Он то отшучивался, то делал многозначительный вид, то попросту пропускал вопросы мимо ушей — понимая, что все это дает в лучшем случае отсрочку, но не избавит его от вопросов и недоумений в ближайшее же время.

Дорант, ожидавший, со слов Харрана, очередного камерного званого ужина на несколько персон и попавший на бал общегородского масштаба, чувствовал себя не в своей тарелке. Во-первых, он был неподобающе одет: в один из трех своих костюмов, с каваллиерской лентой на шее, то есть так, как и в прошлый визит к Ронде. Только сейчас-то намечался бал — а на бал одеваться надо было совсем иначе, но у Доранта попросту не было с собой подходящей к балу одежды.
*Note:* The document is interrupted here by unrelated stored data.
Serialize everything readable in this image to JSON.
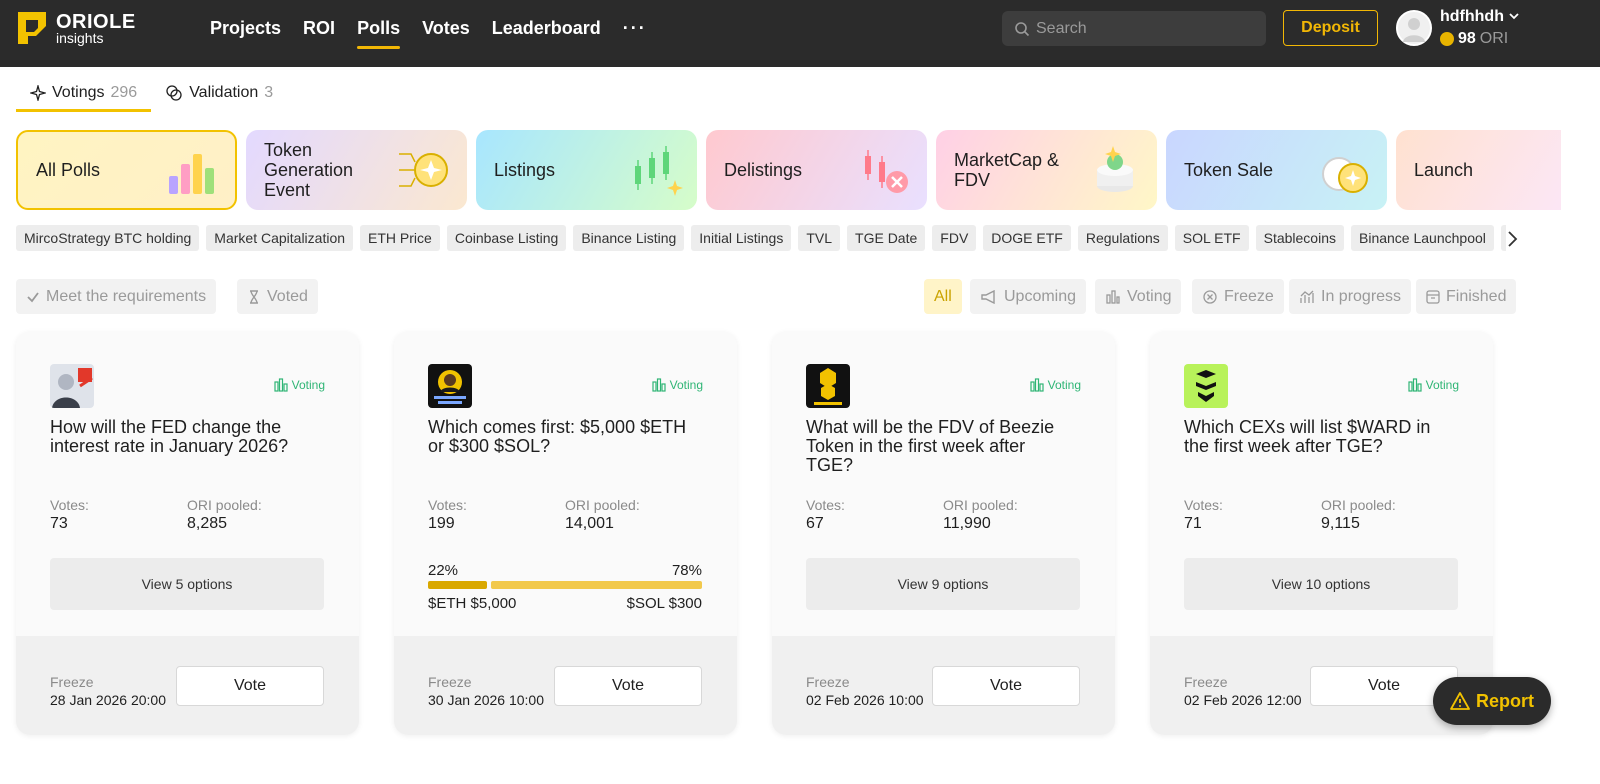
{
  "header": {
    "logo_text": "ORIOLE",
    "logo_sub": "insights",
    "nav": [
      "Projects",
      "ROI",
      "Polls",
      "Votes",
      "Leaderboard"
    ],
    "nav_active": "Polls",
    "more_label": "···",
    "search_placeholder": "Search",
    "deposit_label": "Deposit",
    "username": "hdfhhdh",
    "balance_value": "98",
    "balance_unit": "ORI"
  },
  "tabs": [
    {
      "label": "Votings",
      "count": "296"
    },
    {
      "label": "Validation",
      "count": "3"
    }
  ],
  "categories": [
    "All Polls",
    "Token Generation Event",
    "Listings",
    "Delistings",
    "MarketCap & FDV",
    "Token Sale",
    "Launch"
  ],
  "tags": [
    "MircoStrategy BTC holding",
    "Market Capitalization",
    "ETH Price",
    "Coinbase Listing",
    "Binance Listing",
    "Initial Listings",
    "TVL",
    "TGE Date",
    "FDV",
    "DOGE ETF",
    "Regulations",
    "SOL ETF",
    "Stablecoins",
    "Binance Launchpool",
    "A"
  ],
  "filters_left": [
    "Meet the requirements",
    "Voted"
  ],
  "filters_right": [
    "All",
    "Upcoming",
    "Voting",
    "Freeze",
    "In progress",
    "Finished"
  ],
  "cards": [
    {
      "status": "Voting",
      "question": "How will the FED change the interest rate in January 2026?",
      "votes_label": "Votes:",
      "votes": "73",
      "pooled_label": "ORI pooled:",
      "pooled": "8,285",
      "options_label": "View 5 options",
      "freeze_label": "Freeze",
      "freeze_date": "28 Jan 2026 20:00",
      "vote_label": "Vote"
    },
    {
      "status": "Voting",
      "question": "Which comes first: $5,000 $ETH or $300 $SOL?",
      "votes_label": "Votes:",
      "votes": "199",
      "pooled_label": "ORI pooled:",
      "pooled": "14,001",
      "pct_a": "22%",
      "pct_b": "78%",
      "share_a": 0.22,
      "opt_a": "$ETH $5,000",
      "opt_b": "$SOL $300",
      "freeze_label": "Freeze",
      "freeze_date": "30 Jan 2026 10:00",
      "vote_label": "Vote"
    },
    {
      "status": "Voting",
      "question": "What will be the FDV of Beezie Token in the first week after TGE?",
      "votes_label": "Votes:",
      "votes": "67",
      "pooled_label": "ORI pooled:",
      "pooled": "11,990",
      "options_label": "View 9 options",
      "freeze_label": "Freeze",
      "freeze_date": "02 Feb 2026 10:00",
      "vote_label": "Vote"
    },
    {
      "status": "Voting",
      "question": "Which CEXs will list $WARD in the first week after TGE?",
      "votes_label": "Votes:",
      "votes": "71",
      "pooled_label": "ORI pooled:",
      "pooled": "9,115",
      "options_label": "View 10 options",
      "freeze_label": "Freeze",
      "freeze_date": "02 Feb 2026 12:00",
      "vote_label": "Vote"
    }
  ],
  "report_label": "Report",
  "colors": {
    "accent": "#f2c200",
    "header_bg": "#2b2b2b",
    "voting_green": "#2fb575"
  }
}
Во-вторых, он не ожидал такого к себе внимания (а собственно, почему? Не так уж часто в Кармон заносило столичных каваллиеров. В предыдущие приезды он попросту был слишком занят своими делами, чтобы включаться в местное общество. А тут вот пришлось). Местные девы на выданье не то, чтобы сверлили его взглядами — они его взглядами раздевали.
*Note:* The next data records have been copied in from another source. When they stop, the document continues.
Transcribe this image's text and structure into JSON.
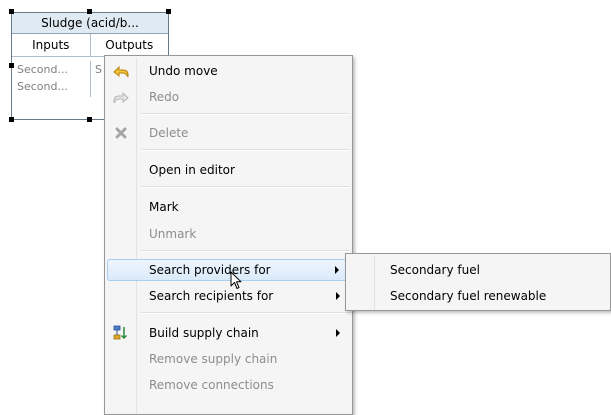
{
  "node": {
    "title": "Sludge (acid/b...",
    "inputs_header": "Inputs",
    "outputs_header": "Outputs",
    "inputs": [
      "Second...",
      "Second..."
    ],
    "outputs": [
      "S"
    ]
  },
  "menu": {
    "undo_move": {
      "label": "Undo move",
      "icon": "undo-arrow-icon"
    },
    "redo": {
      "label": "Redo",
      "icon": "redo-arrow-icon"
    },
    "delete": {
      "label": "Delete",
      "icon": "delete-x-icon"
    },
    "open_in_editor": {
      "label": "Open in editor"
    },
    "mark": {
      "label": "Mark"
    },
    "unmark": {
      "label": "Unmark"
    },
    "search_providers": {
      "label": "Search providers for"
    },
    "search_recipients": {
      "label": "Search recipients for"
    },
    "build_supply_chain": {
      "label": "Build supply chain",
      "icon": "supply-chain-icon"
    },
    "remove_supply_chain": {
      "label": "Remove supply chain"
    },
    "remove_connections": {
      "label": "Remove connections"
    }
  },
  "submenu": {
    "items": [
      "Secondary fuel",
      "Secondary fuel renewable"
    ]
  },
  "colors": {
    "node_header": "#dfeaf2",
    "menu_bg": "#f5f5f5",
    "hover_border": "#a8cff0",
    "undo_icon": "#e0a820",
    "disabled_text": "#8d8d8d"
  }
}
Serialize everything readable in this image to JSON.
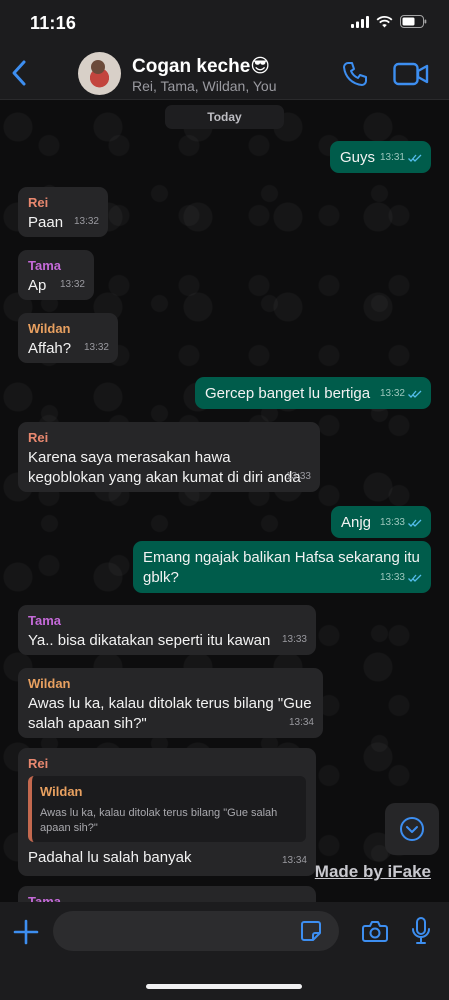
{
  "status_bar": {
    "time": "11:16"
  },
  "header": {
    "title": "Cogan keche😎",
    "members": "Rei, Tama, Wildan, You"
  },
  "chat": {
    "date_label": "Today",
    "messages": [
      {
        "direction": "out",
        "text": "Guys",
        "time": "13:31",
        "read": true
      },
      {
        "direction": "in",
        "sender": "Rei",
        "text": "Paan",
        "time": "13:32"
      },
      {
        "direction": "in",
        "sender": "Tama",
        "text": "Ap",
        "time": "13:32"
      },
      {
        "direction": "in",
        "sender": "Wildan",
        "text": "Affah?",
        "time": "13:32"
      },
      {
        "direction": "out",
        "text": "Gercep banget lu bertiga",
        "time": "13:32",
        "read": true
      },
      {
        "direction": "in",
        "sender": "Rei",
        "text": "Karena saya merasakan hawa kegoblokan yang akan kumat di diri anda",
        "time": "13:33"
      },
      {
        "direction": "out",
        "text": "Anjg",
        "time": "13:33",
        "read": true
      },
      {
        "direction": "out",
        "text": "Emang ngajak balikan Hafsa sekarang itu gblk?",
        "time": "13:33",
        "read": true
      },
      {
        "direction": "in",
        "sender": "Tama",
        "text": "Ya.. bisa dikatakan seperti itu kawan",
        "time": "13:33"
      },
      {
        "direction": "in",
        "sender": "Wildan",
        "text": "Awas lu ka, kalau ditolak terus bilang \"Gue salah apaan sih?\"",
        "time": "13:34"
      },
      {
        "direction": "in",
        "sender": "Rei",
        "quote_sender": "Wildan",
        "quote_text": "Awas lu ka, kalau ditolak terus bilang \"Gue salah apaan sih?\"",
        "text": "Padahal lu salah banyak",
        "time": "13:34"
      },
      {
        "direction": "in",
        "sender": "Tama"
      }
    ]
  },
  "watermark": "Made by iFake",
  "input": {
    "placeholder": ""
  },
  "colors": {
    "outgoing_bubble": "#005c4b",
    "incoming_bubble": "#262628",
    "accent": "#3d8ef0",
    "sender_rei": "#e8886f",
    "sender_tama": "#c46ad8",
    "sender_wildan": "#e8a060"
  }
}
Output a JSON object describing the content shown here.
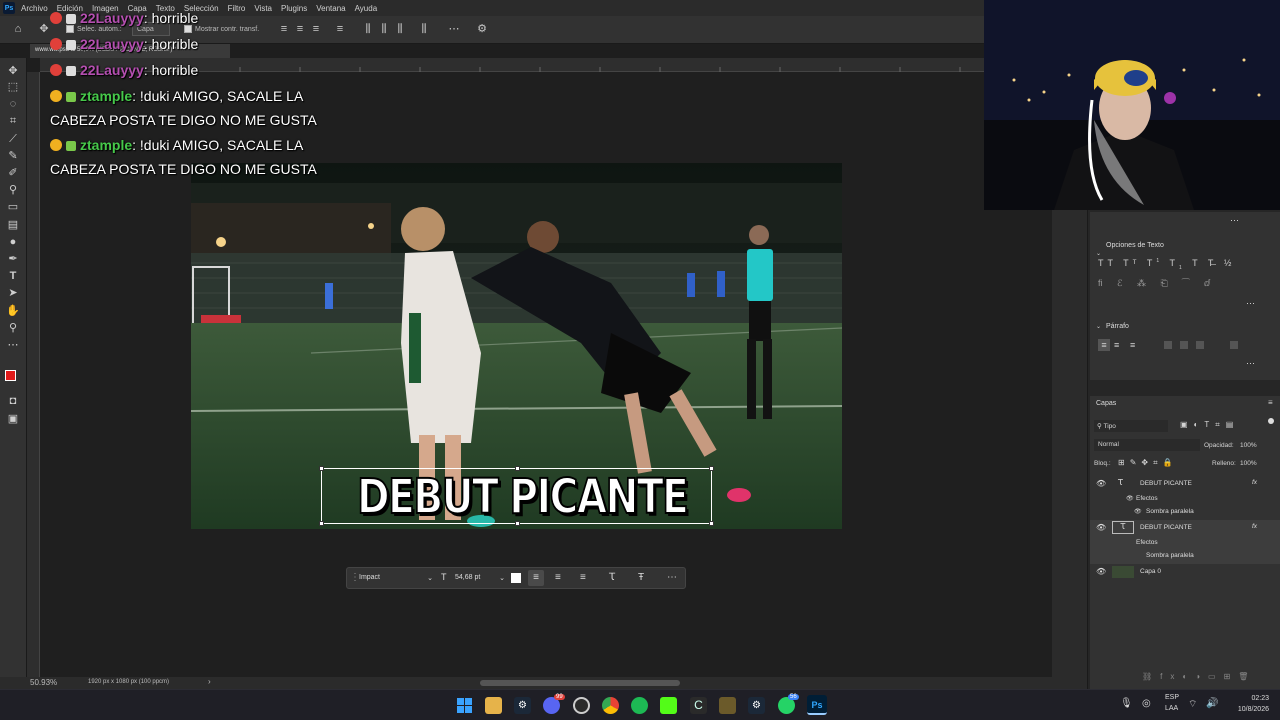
{
  "menu": {
    "logo": "Ps",
    "items": [
      "Archivo",
      "Edición",
      "Imagen",
      "Capa",
      "Texto",
      "Selección",
      "Filtro",
      "Vista",
      "Plugins",
      "Ventana",
      "Ayuda"
    ]
  },
  "options_bar": {
    "auto_select_label": "Selec. autom.:",
    "auto_select_value": "Capa",
    "show_transform_label": "Mostrar contr. transf."
  },
  "document_tab": {
    "title": "www.ww.psd al 50,9% (DEBUT PICANTE, RGB/8#) *"
  },
  "chat": [
    {
      "user": "22Lauyyy",
      "message": ": horrible"
    },
    {
      "user": "22Lauyyy",
      "message": ": horrible"
    },
    {
      "user": "22Lauyyy",
      "message": ": horrible"
    },
    {
      "user": "ztample",
      "message": ": !duki AMIGO, SACALE LA",
      "continuation": "CABEZA POSTA TE DIGO NO ME GUSTA"
    },
    {
      "user": "ztample",
      "message": ": !duki AMIGO, SACALE LA",
      "continuation": "CABEZA POSTA TE DIGO NO ME GUSTA"
    }
  ],
  "canvas": {
    "text_layer": "DEBUT PICANTE"
  },
  "text_toolbar": {
    "font": "Impact",
    "size": "54,68 pt"
  },
  "status_bar": {
    "zoom": "50.93%",
    "doc_info": "1920 px x 1080 px (100 ppcm)"
  },
  "properties_panel": {
    "text_options_title": "Opciones de Texto",
    "paragraph_title": "Párrafo"
  },
  "layers_panel": {
    "title": "Capas",
    "filter": "Tipo",
    "blend_mode": "Normal",
    "opacity_label": "Opacidad:",
    "opacity_value": "100%",
    "lock_label": "Bloq.:",
    "fill_label": "Relleno:",
    "fill_value": "100%",
    "layers": [
      {
        "name": "DEBUT PICANTE",
        "effects_label": "Efectos",
        "effect": "Sombra paralela",
        "fx": "fx"
      },
      {
        "name": "DEBUT PICANTE",
        "effects_label": "Efectos",
        "effect": "Sombra paralela",
        "fx": "fx"
      },
      {
        "name": "Capa 0"
      }
    ]
  },
  "taskbar": {
    "lang": "ESP",
    "lang_sub": "LAA",
    "time": "02:23",
    "date": "10/8/2026",
    "steam_badge": "99",
    "whatsapp_badge": "56"
  }
}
Про некоторых матрон уж и говорить не приходилось.

Дорант с Харраном неторопливо обходили по периметру, по ходу часов, бальную залу, освещенную шестью огромными многосвечными люстрами. По левую руку серели тяжелыми портьерами большие окна, выходящие в квадратный двор особняка, по правую симметрично им сверкали вставленные в такие же переплеты тусклые зеркала. Дорант с трудом сдерживал нетерпение и раздражение, ему хотелось обратно, в особняк Харрана, говорить через Асарау с альвой. Но надо было проявлять вежество — и не обижать Харрана, для которого бал этот, по-видимому, имел большое значение.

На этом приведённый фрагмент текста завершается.